Lot's Wife Looks Back |
Lot's Wife turned into a Pillar of Salt |
If, as we wrote in our prior article, legends can be a guide for clinical work (Shalit, 2008; Rycroft, 1995; Ferenczi, 1932, Jung, 1996, McGurn, 1998), then it behooves us to wonder not just about the tragic ending of the Orpheus story but also about the punishment of Lot’s wife. It seems as though there is a universal injunction, appearing in different legends from different eras, against “looking back”. We can wonder, for example, what is the symbolic meaning in the universal story of Peter Pan of the fact that young Peter has no shadow (when according to Jungians, we all have a shadowy side about which we are less aware and usually don’t want to know about, i.e., don’t want to look backwards, or behind our backs at our shadows). What are the implications for our clinical work of “looking back”? This question is particularly relevant to psychodynamic psychotherapists because the injunction to not look back contradicts one of psychoanalysis’ basic assumptions, that looking back over our lives is an essential condition for transformation and growth?
Peter Pan: the Boy Who Had no Shadow |
The urge to look back, and the injunction against doing so, has been related to differently by different writers. Freud himself wrote in his essay, “Remembering, Repeating and Working Through” (Freud, 1914) of the need to find solutions to old issues and move forward. Ferenczi wrote about the importance of creating a particular music-like attitude in the consulting room which can help the patient move out of his old patterns.
And of course it is not just psychotherapists who have pondered the meanings of the Lot story. In an article by David Heyd (2004), the author - a philosopher - understands the biblical story to be telling us to look forward in our lives, not return to a fixated past. He writes:
“Looking back is a deadening act. It surely goes against the evolutionary imperative: if chased by a predator, run away as quickly as possible: any attempt to look back may cause one to waste time, maybe be hunted down.”

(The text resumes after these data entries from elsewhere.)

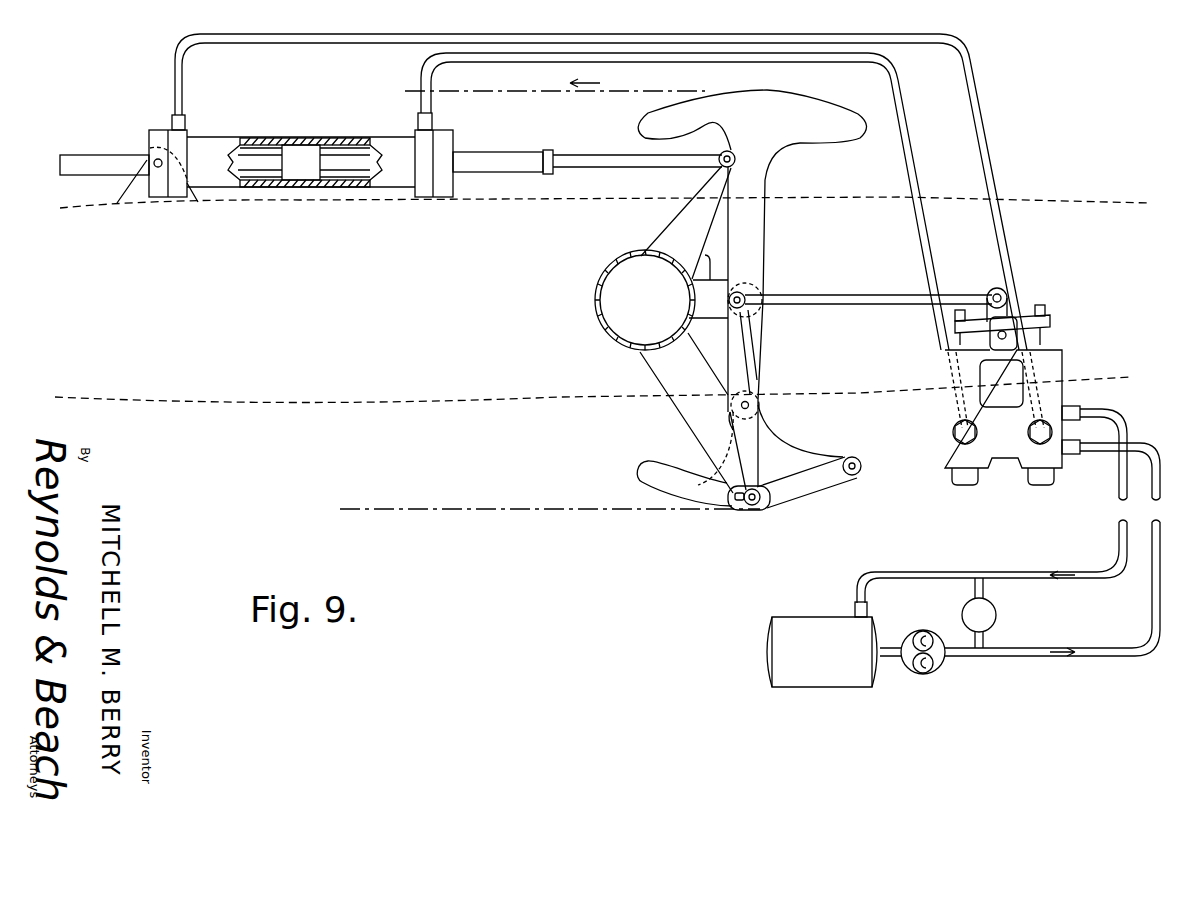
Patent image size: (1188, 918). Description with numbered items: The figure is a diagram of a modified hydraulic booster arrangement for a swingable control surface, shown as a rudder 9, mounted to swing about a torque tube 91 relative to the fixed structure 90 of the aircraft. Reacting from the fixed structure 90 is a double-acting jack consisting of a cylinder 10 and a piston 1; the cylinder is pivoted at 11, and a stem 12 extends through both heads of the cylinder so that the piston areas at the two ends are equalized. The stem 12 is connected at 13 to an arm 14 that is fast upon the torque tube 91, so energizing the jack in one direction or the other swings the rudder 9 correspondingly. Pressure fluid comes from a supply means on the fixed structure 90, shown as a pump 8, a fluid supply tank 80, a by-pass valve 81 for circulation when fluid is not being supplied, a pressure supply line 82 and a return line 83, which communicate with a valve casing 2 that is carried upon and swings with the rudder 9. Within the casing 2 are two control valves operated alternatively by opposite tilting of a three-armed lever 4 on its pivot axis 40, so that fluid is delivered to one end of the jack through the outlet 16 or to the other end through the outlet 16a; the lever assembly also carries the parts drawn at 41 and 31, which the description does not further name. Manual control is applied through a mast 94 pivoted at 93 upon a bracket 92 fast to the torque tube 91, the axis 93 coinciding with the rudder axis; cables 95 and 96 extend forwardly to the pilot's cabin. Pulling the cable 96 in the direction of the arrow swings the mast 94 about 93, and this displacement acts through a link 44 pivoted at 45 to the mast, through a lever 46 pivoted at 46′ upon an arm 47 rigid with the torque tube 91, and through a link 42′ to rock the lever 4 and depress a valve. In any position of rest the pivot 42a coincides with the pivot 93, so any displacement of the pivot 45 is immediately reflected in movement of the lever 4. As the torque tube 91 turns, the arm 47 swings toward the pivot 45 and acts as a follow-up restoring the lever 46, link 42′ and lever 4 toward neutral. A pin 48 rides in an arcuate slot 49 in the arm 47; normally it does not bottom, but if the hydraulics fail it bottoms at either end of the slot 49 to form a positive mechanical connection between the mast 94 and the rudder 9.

The piston 1 is at (293, 150).
The valve casing 2 is at (945, 413).
The three-armed lever 4 is at (1028, 305).
The pump 8 is at (922, 672).
The rudder 9 is at (1023, 195).
The cylinder 10 is at (205, 142).
The cylinder pivot 11 is at (155, 160).
The stem 12 is at (487, 160).
The connection 13 is at (715, 162).
The arm 14 is at (700, 217).
The outlet 16 is at (821, 62).
The outlet 16a is at (963, 65).
The adjusting nut 31 is at (1047, 337).
The pivot axis 40 is at (1010, 332).
The rod pivot 41 is at (1005, 292).
The link 42′ is at (873, 304).
The pivot 42a is at (745, 293).
The link 44 is at (829, 478).
The pivot 45 is at (862, 466).
The lever 46 is at (750, 437).
The pivot 46′ is at (757, 405).
The arm 47 is at (688, 420).
The pivot pin 48 is at (752, 508).
The arcuate slot 49 is at (738, 503).
The fluid supply tank 80 is at (834, 644).
The by-pass valve 81 is at (996, 615).
The pressure supply line 82 is at (1038, 656).
The return line 83 is at (1021, 572).
The fixed structure 90 is at (357, 404).
The torque tube 91 is at (600, 278).
The bracket 92 is at (690, 250).
The hinge axis 93 is at (752, 292).
The mast 94 is at (788, 150).
The cable 95 is at (577, 512).
The cable 96 is at (556, 91).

“We are not built so as to simultaneously look back and move on.”
“Moving forwards is flowing on with time, whereas looking back, being stuck with the past, is an attempt to abolish time by freezing it.”
“The future-oriented perspective presupposes the human capacity to change, to transform ones own personality and the world.”Lot and his daughters did not look back, he points out. They went on to survive and even have sexual lives, however perverted (He slept with his two daughters). For Heyd, looking forward is the way to revitalization and survival.